Louis puts his success down to his British manners, believing any question can be asked as long as it is done so politely.

“I feel you ask the question you need to ask but if you ask in a polite way you get away with it,” he says.

“They used to say about Alan Whicker that he used to ask polite questions but he asked the right questions so it’s something you just have to do.

“Sometimes the best things I do in the documentary are things that I do by not being slick, by being bumbling or showing fear or being awkward or not quite handling a situation, and that comes across sometimes with more impact.

“There is a certain realness in it.

“When I first got my first job in TV it was with Michael Moore, the American documentary maker.

“I thought he was giving me the job because he thought, ‘He’s kind of funny and intelligent’.

“Now I look back and realise he just saw that I was a sort of incongruous figure, like a kind of stick-like, bespectacled English nerd who would make a funny contrast with some extreme Americans.”

Talking about what he would like to tackle in the future, Louis he explains he is not averse to making one-off When Louis met… programmes if he felt the subject was right.

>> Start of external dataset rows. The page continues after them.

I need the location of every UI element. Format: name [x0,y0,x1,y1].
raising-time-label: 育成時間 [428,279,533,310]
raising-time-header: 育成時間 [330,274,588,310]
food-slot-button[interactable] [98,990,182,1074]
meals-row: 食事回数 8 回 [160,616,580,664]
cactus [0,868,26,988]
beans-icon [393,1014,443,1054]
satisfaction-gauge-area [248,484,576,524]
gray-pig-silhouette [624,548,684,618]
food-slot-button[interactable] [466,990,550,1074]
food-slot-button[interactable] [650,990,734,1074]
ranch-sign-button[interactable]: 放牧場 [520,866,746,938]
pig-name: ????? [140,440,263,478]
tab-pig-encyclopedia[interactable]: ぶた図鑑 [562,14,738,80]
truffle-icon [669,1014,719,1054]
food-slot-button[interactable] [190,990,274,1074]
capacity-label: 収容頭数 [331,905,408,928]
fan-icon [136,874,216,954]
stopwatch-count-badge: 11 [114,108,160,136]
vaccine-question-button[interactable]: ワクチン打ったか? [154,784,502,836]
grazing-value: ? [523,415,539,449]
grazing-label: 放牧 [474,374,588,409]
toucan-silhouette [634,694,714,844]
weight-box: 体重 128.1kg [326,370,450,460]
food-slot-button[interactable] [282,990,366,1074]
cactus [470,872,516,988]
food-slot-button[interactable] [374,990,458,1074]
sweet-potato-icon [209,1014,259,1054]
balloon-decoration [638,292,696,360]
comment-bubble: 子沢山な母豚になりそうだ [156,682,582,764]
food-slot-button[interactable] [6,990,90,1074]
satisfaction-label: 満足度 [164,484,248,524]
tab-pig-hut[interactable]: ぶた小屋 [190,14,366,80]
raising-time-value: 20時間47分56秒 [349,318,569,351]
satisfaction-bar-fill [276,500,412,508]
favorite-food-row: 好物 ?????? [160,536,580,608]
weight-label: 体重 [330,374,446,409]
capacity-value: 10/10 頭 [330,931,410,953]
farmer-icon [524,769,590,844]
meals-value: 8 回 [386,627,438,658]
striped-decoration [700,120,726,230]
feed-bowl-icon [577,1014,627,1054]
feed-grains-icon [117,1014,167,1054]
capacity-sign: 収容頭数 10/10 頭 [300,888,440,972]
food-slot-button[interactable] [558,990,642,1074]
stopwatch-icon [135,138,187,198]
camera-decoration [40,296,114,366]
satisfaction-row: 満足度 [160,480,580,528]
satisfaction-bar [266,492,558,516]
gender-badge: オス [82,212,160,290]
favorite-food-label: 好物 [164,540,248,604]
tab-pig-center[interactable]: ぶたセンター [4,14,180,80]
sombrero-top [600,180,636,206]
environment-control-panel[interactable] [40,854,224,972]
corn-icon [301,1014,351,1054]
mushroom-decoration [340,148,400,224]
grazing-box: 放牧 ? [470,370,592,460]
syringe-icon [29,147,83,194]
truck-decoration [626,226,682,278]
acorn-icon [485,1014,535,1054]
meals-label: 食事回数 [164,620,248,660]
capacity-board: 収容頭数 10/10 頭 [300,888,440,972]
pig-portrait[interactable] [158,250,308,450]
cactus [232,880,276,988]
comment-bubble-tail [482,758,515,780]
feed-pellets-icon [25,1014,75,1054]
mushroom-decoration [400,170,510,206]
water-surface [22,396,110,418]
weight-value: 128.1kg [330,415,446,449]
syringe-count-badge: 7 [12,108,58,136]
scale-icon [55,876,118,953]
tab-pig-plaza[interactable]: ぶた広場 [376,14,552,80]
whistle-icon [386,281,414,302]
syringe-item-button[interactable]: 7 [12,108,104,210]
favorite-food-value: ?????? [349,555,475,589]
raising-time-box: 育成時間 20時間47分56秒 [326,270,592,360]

Specifically, if the subject was Charlie Sheen.

“We are always open to that person I could get to know and do that single programme on,” he says.

“Ever since he had that public meltdown I have been approaching Charlie Sheen. Once every 10 months I think again, ‘Ah, what about Charlie Sheen?’.

“Although I have not spoken to him directly I did send him a letter. ‘Dear Charlie, I am fascinated by you, let’s make a documentary. Yours, Louis Theroux’, but nothing came back.

“I feel we would give him a really good forum to discuss things he is interested in.

“Despite some of his outbursts being a bit zany, he is also a very intelligent man with an interesting take on the industry.”

The next episode of Louis Theroux’s LA Stories, Among the Sex Offenders, is on Sunday, April 6 at 9.00pm on BBC2.